Carpal malalignment after a distal radial fracture occurs due to loss of volar tilt. Several studies have shown that this has an adverse influence on function. We aimed to investigate the magnitude of dorsal tilt that leads to carpal malalignment, whether reduction of dorsal tilt will correct carpal malalignment, and which measure of carpal malalignment is the most useful.
Radiographs of patients with a distal radial fracture were prospectively collected and reviewed. Measurements of carpal malalignment were recorded on the initial radiograph, the radiograph following reduction of the fracture, and after a further interval. Linear regression modelling was used to assess the relationship between dorsal tilt and carpal malalignment. Receiver operating characteristic (ROC) analysis was used to identify which values of dorsal tilt led to carpal malalignment.
A total of 250 consecutive patients with 252 distal radial fractures were identified. All measures of carpal alignment were significantly associated with dorsal tilt at each timepoint. This relationship persisted after adjustment for age, sex, and the position of the wrist.
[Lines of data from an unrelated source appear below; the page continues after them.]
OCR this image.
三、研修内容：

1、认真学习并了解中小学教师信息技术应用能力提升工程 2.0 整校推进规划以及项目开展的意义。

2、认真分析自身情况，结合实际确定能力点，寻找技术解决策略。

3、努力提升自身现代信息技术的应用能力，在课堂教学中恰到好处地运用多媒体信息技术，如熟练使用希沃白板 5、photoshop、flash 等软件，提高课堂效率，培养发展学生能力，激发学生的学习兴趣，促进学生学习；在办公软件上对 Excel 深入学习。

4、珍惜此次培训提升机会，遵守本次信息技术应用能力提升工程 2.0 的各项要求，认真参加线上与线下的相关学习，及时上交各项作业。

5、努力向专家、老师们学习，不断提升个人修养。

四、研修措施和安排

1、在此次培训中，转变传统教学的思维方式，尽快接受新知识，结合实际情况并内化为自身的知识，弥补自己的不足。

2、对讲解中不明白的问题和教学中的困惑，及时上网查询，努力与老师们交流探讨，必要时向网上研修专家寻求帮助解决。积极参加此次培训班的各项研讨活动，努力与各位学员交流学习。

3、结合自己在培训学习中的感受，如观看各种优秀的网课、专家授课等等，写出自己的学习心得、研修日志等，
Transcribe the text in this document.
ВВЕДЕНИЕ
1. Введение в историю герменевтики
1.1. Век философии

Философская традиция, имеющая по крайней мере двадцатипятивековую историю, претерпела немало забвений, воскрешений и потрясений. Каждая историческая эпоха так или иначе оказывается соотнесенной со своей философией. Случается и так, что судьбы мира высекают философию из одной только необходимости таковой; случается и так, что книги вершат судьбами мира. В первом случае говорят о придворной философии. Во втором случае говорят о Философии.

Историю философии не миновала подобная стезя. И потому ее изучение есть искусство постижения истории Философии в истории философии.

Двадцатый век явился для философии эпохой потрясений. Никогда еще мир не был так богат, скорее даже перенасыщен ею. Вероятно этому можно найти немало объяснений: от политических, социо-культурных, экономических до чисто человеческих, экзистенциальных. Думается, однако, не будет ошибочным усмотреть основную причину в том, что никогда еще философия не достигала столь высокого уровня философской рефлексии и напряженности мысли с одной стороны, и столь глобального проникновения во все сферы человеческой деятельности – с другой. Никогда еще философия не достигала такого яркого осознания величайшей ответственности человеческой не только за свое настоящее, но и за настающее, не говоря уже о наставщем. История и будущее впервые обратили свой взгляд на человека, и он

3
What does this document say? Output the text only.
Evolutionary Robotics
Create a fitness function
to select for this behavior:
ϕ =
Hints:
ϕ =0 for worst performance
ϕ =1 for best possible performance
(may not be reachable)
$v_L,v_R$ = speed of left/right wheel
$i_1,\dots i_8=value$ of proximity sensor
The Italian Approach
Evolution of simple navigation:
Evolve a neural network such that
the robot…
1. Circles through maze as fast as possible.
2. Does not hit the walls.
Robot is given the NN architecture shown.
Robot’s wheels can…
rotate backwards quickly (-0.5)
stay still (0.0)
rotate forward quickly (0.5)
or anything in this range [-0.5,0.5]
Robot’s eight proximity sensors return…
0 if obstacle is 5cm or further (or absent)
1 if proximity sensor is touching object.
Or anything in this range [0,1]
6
Capitate shift consistently had the strongest relationship with dorsal tilt and was the only parameter that was not influenced by age or the position of the wrist. ROC curve analysis identified that abnormal capitate shift was seen with > 9° of dorsal tilt.
Carpal malalignment is related to dorsal tilt following a distal radial fracture. Reducing the fracture and improving dorsal tilt will reduce carpal malalignment. Capitate shift is easy to assess visually, unrelated to age and sex, and appears to be the most useful measure of carpal malalignment. The aim during reduction of a distal radial fracture should be to realign the capitate with the axis of the radius and prevent carpal malalignment.